AFRIKA/ÄTHIOPIEN - Nach Unterzeichnung des Friedensabkommens in Tigray: Unruhen in der Region Oromia

Donnerstag, 19 Januar 2023

Adigrat (Fides) - "Wir beten für die erfolgreiche Umsetzung des Friedensabkommens. Es ist noch nicht vorbei, viele unserer Gläubigen und unsere Gemeinden werden immer noch von ausländischen Kräften belagert“, berichtet der Erzbischof der katholischen Eparchie von Adigrat, Tesfaselassie Medhin.
Den wenigen zur Verfügung stehenden Berichten zufolge soll sich die Lage in der nördlichen Konfliktregion Tigray nach der Unterzeichnung des in Südafrika zwischen der Regierung in Addis Abeba und den separatistischen Organisationen in der Region erzielten Friedensabkommens Anfang November vergangenen Jahres beruhigt haben (vgl. Fides 03/11/2022). "Dennoch", so der Erzbischof weiter, "leidet die gesamte Bevölkerung unter den Folgen der langen Belagerung und Blockade der Grundversorgung, die nun schon mehr als zwei Jahre andauert. Es herrscht hier weiterhin in eine 'Hölle auf Erden'".
Unterdessen wurden trotz des Waffenstillstands die mit Äthiopien verbündeten eritreischen Truppen nicht abgezogen. Es handelt sich um die am meisten vergessene humanitäre Krise der Welt. Nach Angaben von zivilgesellschaftlichen Organisationen in Tigray, sollen die eritreischen Streitkräfte auch nach der Unterzeichnung des Abkommens vom November weiterhin Zivilisten getötet haben.
Durch den Konflikt in der Region Tigray ist ein Sicherheitsvakuum entstanden, das es den Rebellen der Oromo-Befreiungsarmee (Oromo Liberation Army, OLA) ermöglicht hat, einen anderen jahrhundertealten Konflikt weiter südlich in der Region Oromia zu eskalieren, die sich damit zur instabilsten Region Äthiopiens entwickelt hat.
Nach Angaben der UN-Agentur für die Koordinierung der humanitären Hilfe (OCHA) verschlechtert sich die Lage in der Region rapide, Hunderttausende von Zivilisten mussten fliehen.

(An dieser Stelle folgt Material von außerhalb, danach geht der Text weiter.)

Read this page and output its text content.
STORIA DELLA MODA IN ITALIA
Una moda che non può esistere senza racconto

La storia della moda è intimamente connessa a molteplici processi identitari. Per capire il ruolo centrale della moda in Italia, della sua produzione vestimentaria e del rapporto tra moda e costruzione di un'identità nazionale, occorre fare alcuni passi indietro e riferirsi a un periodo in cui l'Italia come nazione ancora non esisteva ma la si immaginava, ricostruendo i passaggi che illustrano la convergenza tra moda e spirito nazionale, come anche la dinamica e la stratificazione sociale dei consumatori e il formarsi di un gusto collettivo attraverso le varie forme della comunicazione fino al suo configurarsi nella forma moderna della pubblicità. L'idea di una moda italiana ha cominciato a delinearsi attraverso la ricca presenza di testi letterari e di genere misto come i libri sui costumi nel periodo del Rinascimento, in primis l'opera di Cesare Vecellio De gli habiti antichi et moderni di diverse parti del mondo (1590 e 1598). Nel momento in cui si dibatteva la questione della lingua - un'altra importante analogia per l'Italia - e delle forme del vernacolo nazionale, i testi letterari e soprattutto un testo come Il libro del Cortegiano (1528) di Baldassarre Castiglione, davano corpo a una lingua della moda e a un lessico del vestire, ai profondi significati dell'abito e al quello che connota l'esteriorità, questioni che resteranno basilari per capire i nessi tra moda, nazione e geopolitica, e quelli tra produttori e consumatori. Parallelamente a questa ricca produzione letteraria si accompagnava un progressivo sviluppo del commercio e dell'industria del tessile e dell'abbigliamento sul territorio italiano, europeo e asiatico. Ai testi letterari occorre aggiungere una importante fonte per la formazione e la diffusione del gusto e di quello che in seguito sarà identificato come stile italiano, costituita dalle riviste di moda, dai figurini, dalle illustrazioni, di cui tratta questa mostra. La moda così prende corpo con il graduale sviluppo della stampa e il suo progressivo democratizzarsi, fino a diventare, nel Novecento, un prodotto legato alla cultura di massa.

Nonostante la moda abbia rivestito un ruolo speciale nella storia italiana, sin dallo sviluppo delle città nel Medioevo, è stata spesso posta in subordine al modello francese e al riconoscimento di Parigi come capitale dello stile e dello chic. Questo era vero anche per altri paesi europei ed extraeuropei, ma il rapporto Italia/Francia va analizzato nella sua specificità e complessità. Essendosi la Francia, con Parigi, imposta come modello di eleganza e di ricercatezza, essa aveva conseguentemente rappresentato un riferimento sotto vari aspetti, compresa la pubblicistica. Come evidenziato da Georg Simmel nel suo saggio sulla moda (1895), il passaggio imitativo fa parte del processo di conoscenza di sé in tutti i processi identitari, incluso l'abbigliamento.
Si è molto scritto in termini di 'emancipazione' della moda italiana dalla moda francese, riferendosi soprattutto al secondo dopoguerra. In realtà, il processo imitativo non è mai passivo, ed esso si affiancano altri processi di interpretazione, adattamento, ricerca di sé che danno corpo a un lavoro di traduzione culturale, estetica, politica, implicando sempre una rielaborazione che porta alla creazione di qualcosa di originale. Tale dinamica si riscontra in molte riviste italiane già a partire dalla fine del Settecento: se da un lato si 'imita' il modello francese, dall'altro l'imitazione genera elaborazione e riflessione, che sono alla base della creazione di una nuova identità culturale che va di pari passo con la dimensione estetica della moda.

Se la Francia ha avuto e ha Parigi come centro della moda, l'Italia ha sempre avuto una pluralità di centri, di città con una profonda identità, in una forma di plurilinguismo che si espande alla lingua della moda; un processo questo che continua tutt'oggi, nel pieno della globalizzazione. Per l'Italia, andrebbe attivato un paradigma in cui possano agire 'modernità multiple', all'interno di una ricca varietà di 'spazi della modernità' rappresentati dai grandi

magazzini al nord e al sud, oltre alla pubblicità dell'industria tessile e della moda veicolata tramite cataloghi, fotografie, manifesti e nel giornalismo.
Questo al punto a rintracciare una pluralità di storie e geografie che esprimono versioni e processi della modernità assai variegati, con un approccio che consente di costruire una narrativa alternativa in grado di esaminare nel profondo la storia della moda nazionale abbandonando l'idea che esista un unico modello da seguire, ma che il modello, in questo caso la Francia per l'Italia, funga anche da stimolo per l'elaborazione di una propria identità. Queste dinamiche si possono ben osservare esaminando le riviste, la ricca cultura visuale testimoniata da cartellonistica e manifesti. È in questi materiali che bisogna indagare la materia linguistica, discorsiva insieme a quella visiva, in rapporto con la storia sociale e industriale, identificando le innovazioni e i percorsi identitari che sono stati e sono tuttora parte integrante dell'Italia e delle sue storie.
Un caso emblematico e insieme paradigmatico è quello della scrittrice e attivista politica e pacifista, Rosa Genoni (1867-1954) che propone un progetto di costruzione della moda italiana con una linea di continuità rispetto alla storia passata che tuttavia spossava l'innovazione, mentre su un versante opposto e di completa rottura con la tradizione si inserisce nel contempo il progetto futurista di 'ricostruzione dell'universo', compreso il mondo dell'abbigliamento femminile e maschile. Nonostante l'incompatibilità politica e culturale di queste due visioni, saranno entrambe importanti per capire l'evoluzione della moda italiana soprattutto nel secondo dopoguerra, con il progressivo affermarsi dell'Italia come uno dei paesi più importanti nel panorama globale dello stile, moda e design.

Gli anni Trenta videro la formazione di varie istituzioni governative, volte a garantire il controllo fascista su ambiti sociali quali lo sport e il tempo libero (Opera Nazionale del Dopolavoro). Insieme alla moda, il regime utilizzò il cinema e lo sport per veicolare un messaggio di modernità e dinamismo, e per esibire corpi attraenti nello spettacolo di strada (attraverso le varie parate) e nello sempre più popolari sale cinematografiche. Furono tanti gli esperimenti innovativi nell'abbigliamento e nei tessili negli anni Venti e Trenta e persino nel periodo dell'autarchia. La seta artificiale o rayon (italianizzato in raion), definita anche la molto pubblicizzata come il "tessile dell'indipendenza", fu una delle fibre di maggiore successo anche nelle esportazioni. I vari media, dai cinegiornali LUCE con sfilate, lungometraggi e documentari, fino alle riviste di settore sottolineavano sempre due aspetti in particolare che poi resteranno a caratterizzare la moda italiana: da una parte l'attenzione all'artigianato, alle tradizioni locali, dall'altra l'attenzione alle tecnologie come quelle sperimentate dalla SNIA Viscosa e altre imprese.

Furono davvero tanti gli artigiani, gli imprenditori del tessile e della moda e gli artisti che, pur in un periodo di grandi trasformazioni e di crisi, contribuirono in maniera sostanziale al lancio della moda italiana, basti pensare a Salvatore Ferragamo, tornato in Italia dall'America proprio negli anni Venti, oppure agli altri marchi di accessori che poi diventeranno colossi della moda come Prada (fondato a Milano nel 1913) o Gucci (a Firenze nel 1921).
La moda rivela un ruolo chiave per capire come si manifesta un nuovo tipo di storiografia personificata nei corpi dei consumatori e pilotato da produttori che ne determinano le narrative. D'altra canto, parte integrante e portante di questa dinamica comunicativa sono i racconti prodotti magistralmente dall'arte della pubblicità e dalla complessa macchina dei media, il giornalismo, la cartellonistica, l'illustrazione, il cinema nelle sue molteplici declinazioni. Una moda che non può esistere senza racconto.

Vertreter des Oromo-Volkes in den Reihen der Regierungspartei bitten deshalb in einem Schreiben an den in Regierungschef Abiy und den Parlamentssprecher, um Verhandlungen für ein Friedensabkommen nach dem Vorbild der Region Tigray.
"Die Regierung versucht hier seit drei bis vier Jahren, die Rebellengruppe durch Militäroperationen zu besiegen, und es gibt immer noch keine Lösung", so der Vertreter eines Wahlkreises in der Region East Wollega in Oromia. "Deshalb brauchen wir einen neuen Plan. Wir fordern ein Friedensabkommen, das von einer dritten Partei wie der Afrikanischen Union vermittelt wird".
Die Gewalt breitet sich vor allem in ländlichen Gebieten unweit der Hauptstadt Addis Abeba aus, und der Konflikt erfasst die gesamte Region Oromia, die größte Region Äthiopiens. Einer lokalen Quelle zufolge wurden zwischen dem 15. Oktober und dem 10. Dezember 2022 mehr als 80.000 Menschen vertrieben.
Die Wurzeln dieses Konflikts reichen bis ins späte 19. Jahrhundert zurück, als Oromia erobert und gewaltsam in das Reich von Kaiser Menelik II. eingegliedert wurde. Um seine Macht über das Gebiet zu festigen, beauftragte der äthiopische Kaiser bewaffnete Vertreter des Amhara-Stammes, die dort in seinem Namen regieren sollten. Viele Oromo empfinden das Gefühl der Unterdrückung bis heute.